Ini menunjukkan bahwa meskipun ada hukum tertulis, kenyataannya komunitas non-religius dapat beroperasi dengan relatif bebas di Kenya karena konstitusi ditegakkan.

Definisi Humanisme dan Keberadaan Organisasi

Menjawab pertanyaan dari peserta, Adam menjelaskan bahwa tidak ada cara formal untuk menjadi humanis. Seseorang dapat mengidentifikasi sebagai humanis jika mereka setuju dengan prinsip-prinsip humanisme. Ia menambahkan bahwa saat ini Humanesia adalah satu-satunya organisasi humanis sekuler dari Indonesia yang berafiliasi dengan Humanists International. Humanesia terbuka untuk individu yang memiliki nilai-nilai humanis dan ingin berkelompok.

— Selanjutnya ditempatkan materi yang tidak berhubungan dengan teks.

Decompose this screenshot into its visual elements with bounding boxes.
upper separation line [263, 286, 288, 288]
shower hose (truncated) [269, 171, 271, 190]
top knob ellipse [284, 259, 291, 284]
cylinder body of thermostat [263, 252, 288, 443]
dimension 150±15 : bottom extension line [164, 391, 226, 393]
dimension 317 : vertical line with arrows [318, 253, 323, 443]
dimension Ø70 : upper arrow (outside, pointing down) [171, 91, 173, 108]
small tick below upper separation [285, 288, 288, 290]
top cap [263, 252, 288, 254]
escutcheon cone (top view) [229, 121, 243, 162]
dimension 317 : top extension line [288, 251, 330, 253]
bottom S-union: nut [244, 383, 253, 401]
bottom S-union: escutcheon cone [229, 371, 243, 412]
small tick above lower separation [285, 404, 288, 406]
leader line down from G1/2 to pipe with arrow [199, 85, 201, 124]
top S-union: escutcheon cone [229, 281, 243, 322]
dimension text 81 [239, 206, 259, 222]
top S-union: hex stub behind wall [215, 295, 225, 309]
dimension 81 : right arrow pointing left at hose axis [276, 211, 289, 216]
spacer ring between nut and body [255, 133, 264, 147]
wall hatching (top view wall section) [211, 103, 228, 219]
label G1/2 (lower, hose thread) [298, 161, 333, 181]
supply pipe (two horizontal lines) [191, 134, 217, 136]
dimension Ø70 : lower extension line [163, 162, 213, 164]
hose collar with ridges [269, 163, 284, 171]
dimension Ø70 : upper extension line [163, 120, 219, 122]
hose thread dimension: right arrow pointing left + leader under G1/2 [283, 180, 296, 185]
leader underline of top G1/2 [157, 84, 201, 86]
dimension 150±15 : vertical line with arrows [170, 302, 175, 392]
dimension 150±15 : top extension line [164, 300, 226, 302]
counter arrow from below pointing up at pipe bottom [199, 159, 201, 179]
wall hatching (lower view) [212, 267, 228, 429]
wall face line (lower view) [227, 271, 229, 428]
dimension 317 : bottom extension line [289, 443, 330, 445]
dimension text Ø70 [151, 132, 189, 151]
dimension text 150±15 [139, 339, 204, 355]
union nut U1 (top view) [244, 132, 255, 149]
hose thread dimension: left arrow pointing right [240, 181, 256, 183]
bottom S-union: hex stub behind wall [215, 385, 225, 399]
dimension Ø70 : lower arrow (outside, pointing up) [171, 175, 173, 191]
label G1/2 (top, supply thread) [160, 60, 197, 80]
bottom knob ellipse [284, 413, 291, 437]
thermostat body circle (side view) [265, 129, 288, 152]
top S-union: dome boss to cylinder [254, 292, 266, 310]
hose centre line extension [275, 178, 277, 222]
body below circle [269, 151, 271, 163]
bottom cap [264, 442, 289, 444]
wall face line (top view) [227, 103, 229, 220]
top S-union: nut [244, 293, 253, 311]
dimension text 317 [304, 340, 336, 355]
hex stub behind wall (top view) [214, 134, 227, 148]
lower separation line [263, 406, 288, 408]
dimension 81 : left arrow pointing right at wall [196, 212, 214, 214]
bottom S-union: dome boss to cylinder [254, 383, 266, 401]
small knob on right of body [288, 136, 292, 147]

Mumia juga menjelaskan bahwa Atheist in Kenya Society memilih untuk memakai nama ateis untuk menonjolkan keberadaan mereka di negara yang religius, sekalipun misi sebenarnya adalah untuk mendorong nilai-nilai humanis. Strategi ini memberikan perhatian media positif dan membantu meningkatkan kesadaran tentang isu-isu non-religius.

Tantangan dalam Komunitas Ateis

Mumia mencatat bahwa tidak semua ateis mendukung prinsip-prinsip humanis, dan ada beberapa perbedaan pendapat di antara mereka. Dia menekankan pentingnya rasionalitas dalam diskusi untuk mencapai posisi yang lebih baik berdasarkan nilai-nilai humanis.

"Not all atheists support humanist values... some of them can be very disappointing."

Ini mencerminkan tantangan yang dihadapi oleh komunitas humanis dalam memperjuangkan nilai-nilai mereka.

Kesimpulan

Diskusi antara Humanesia dan Atheists in Kenya Society telah menyoroti tantangan unik yang dihadapi oleh komunitas humanis di Indonesia dan Kenya, serta menunjukkan upaya kreatif yang dilakukan untuk mempromosikan nilai-nilai humanis di tengah tekanan sosial dan budaya. Melalui berbagi pengalaman ini, kami berharap dapat membuka pintu untuk kolaborasi yang lebih konkret untuk humanisme di Selatan Global.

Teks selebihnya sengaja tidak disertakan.